Son fils Jean suit l’école des PTT après la Libération.

Sources :

- Témoignage de Jean Le Bris, son fils, présent lors des deux arrestations (courriels, sept.-déc. 2006, pièce jointe). 
- Archives de la préfecture de police (Paris), site du Pré-Saint-Gervais ; cartons “Occupation allemande” (BA ?) ; dossiers de la BS1 (GB 53), n° 115, « affaire Le Bris », 15–1-1941 (réponses et photocopies adressées à Jean Le Bris). 
- Musée de la Résistance Nationale, Champigny-sur-Marne ; fiche de police de François Le Bris au commissariat d’Ivry-sur-Seine. 
- Ivry, fidèle à la classe ouvrière et à la France, supplément au Travailleur d’Ivry, édité par la section du PCF, à l’occasion du 25e anniversaire de la capitulation allemande ; page 95. 
- Archives municipales d’Ivry-sur-Seine, dossier individuel rassemblé par Michèle Rault, conservatrice, à partir de différentes sources (toutes indiquent 1940 comme date de la première perquisition au domicile du couple). 
- Claudine Cardon-Hamet, Triangles rouges à Auschwitz, Le convoi politique du 6 juillet 1942, Éditions Autrement, collection mémoires, Paris 2005, pages 388 et 410. 
- Death Books from Auschwitz, Remnants, Musée d’État d’Auschwitz-Birkenau, K.G.Saur, 1995 ; relevé des registres (incomplets) d’actes de décès du camp d’Auschwitz dans lesquels a été inscrite, du 27 juillet 1941 au 31 décembre 1943, la mort de 68 864 détenus pour la plupart immatriculés dans le camp (sans indication du numéro attribué), tome 2, page 133, « Bris Le » (25007/1942).

MÉMOIRE VIVE

(dernière mise à jour, le 7-01-2015)

Cette notice biographique doit être considérée comme un document provisoire fondé sur les archives et témoignages connus à ce jour. Vous êtes invité à corriger les erreurs qui auraient pu s’y glisser et/ou à la compléter avec les informations dont vous disposez (en indiquant vos sources).

En hommage à Roger Arnould (1914-1994), Résistant, rescapé de Buchenwald, documentaliste de la FNDIRP (Fédération Nationale des Déportés et Internés Résistants et Patriotes) qui a initié les recherches sur le convoi du 6 juillet 1942.

[1] Ivry-sur-Seine : jusqu’à la loi du 10 juillet 1964, cette commune fait partie du département de la Seine, qui inclut Paris et de nombreuses villes de la “petite couronne”, dont la “ceinture rouge” des municipalités dirigées par des maires communistes (transfert administratif effectif en janvier 1968).

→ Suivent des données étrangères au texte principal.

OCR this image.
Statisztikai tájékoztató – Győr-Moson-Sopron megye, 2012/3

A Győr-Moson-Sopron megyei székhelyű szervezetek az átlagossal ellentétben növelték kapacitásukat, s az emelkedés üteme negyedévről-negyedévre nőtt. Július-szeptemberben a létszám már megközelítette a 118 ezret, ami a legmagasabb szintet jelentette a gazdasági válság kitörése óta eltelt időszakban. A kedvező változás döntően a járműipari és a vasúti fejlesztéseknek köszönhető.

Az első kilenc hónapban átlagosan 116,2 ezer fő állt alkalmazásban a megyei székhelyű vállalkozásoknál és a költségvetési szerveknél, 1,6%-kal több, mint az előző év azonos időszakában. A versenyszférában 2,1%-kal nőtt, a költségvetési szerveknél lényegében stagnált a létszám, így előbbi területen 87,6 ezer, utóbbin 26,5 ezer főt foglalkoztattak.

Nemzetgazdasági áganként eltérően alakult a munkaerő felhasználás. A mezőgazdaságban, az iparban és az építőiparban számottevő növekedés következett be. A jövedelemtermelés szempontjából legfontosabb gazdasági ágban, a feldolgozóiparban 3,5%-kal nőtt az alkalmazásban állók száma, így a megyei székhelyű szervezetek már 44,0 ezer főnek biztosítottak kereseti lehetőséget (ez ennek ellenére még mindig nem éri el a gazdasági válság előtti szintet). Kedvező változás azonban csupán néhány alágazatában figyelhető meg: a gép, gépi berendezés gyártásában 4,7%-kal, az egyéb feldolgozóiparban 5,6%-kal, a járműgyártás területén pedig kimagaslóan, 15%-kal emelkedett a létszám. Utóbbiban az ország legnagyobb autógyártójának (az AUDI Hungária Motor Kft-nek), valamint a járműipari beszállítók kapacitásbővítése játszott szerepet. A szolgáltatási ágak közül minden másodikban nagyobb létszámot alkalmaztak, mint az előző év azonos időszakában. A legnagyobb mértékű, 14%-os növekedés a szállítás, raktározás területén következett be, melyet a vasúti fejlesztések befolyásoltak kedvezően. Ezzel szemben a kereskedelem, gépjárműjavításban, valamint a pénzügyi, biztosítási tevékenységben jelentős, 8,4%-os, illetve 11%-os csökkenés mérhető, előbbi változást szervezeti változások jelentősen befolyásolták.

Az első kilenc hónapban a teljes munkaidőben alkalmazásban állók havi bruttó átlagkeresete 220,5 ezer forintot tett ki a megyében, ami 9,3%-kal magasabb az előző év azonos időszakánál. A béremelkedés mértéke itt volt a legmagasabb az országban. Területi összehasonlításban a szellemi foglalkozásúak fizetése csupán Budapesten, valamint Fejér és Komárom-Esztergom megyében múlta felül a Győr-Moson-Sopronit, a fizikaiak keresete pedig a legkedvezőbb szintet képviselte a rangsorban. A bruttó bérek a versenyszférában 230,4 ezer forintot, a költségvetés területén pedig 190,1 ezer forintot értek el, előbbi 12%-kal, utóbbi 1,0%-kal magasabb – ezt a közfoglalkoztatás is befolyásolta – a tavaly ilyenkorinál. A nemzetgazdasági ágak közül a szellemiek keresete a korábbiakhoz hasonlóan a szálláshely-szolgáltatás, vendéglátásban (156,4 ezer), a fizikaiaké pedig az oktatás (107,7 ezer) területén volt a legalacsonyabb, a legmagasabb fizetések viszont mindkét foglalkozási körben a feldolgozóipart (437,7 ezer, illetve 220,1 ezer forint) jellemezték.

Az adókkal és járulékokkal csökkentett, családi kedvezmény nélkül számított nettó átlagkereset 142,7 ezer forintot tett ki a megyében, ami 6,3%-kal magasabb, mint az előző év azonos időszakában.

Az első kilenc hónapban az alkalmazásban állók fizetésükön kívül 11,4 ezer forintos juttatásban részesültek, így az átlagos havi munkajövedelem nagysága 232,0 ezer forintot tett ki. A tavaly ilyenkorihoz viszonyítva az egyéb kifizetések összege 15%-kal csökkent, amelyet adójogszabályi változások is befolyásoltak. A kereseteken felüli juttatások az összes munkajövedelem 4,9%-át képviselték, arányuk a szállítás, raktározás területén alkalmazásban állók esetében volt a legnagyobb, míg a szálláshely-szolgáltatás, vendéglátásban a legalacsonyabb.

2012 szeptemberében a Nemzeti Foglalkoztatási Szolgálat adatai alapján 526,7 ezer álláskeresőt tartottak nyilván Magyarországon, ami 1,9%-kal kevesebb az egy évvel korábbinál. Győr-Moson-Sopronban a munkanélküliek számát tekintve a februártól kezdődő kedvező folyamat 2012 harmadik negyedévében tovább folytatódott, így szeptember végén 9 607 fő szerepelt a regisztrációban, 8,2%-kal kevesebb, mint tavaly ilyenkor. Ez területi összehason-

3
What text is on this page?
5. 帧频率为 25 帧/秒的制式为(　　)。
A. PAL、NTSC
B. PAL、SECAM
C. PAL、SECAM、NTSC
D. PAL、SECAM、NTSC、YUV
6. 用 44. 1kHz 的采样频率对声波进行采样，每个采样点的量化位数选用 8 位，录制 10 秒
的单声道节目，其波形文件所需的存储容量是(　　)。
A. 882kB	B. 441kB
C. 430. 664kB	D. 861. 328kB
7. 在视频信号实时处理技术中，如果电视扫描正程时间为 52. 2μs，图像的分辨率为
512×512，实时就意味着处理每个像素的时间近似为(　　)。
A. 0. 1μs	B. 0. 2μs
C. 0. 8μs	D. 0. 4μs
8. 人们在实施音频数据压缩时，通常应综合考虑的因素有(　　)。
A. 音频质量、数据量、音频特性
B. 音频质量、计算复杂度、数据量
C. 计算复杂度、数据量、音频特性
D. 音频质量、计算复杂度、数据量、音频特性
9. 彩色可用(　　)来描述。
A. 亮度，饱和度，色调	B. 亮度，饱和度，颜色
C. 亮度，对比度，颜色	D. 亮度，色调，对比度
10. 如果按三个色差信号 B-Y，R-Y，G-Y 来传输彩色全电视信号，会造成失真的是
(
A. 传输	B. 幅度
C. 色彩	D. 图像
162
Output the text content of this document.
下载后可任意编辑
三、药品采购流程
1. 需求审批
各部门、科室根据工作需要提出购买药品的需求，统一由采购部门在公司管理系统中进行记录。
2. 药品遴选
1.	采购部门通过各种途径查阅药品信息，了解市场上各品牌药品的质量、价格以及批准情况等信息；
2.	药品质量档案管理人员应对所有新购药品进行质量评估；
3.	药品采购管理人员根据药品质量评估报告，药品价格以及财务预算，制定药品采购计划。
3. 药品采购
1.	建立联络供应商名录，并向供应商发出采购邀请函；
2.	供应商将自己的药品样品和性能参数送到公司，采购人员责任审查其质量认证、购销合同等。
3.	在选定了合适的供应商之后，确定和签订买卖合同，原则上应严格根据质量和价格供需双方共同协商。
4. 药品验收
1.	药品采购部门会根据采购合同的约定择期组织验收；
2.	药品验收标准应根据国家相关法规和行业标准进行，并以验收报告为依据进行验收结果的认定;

[2] Différence de date de décès avec celle inscrite au Journal Officiel : Dans les années qui ont suivi la guerre, devant l’impossibilité d’obtenir des dates précises de décès des déportés, mais soucieux d’établir lesdocuments administratifs nécessaires pour le versement des pensions aux familles, les services français d’état civil – s’appuyant sur le ministère des Anciens combattants qui avait collecté le témoignage approximatif des rescapés – ont très souvent fixé des dates fictives : le 1er, le 15, le 30, le 31 du mois, voire le jour (et le lieu !) du départ : ainsi, concernant François Le Bris, la mention « décédé le 5 juillet 1942 à Compiègne (Oise) » a été fixée par jugement. La parution au J.O. rendant ces dates officielles, certaines ont quelquefois été gravées sur les monuments aux morts. L’arrêté du 27 décembre 1993 ajoute la mention “Mort en déportation” et corrige par « décédé le 11 juillet 1942 à Auschwitz », afin de prendre en compte la certitude de son départ.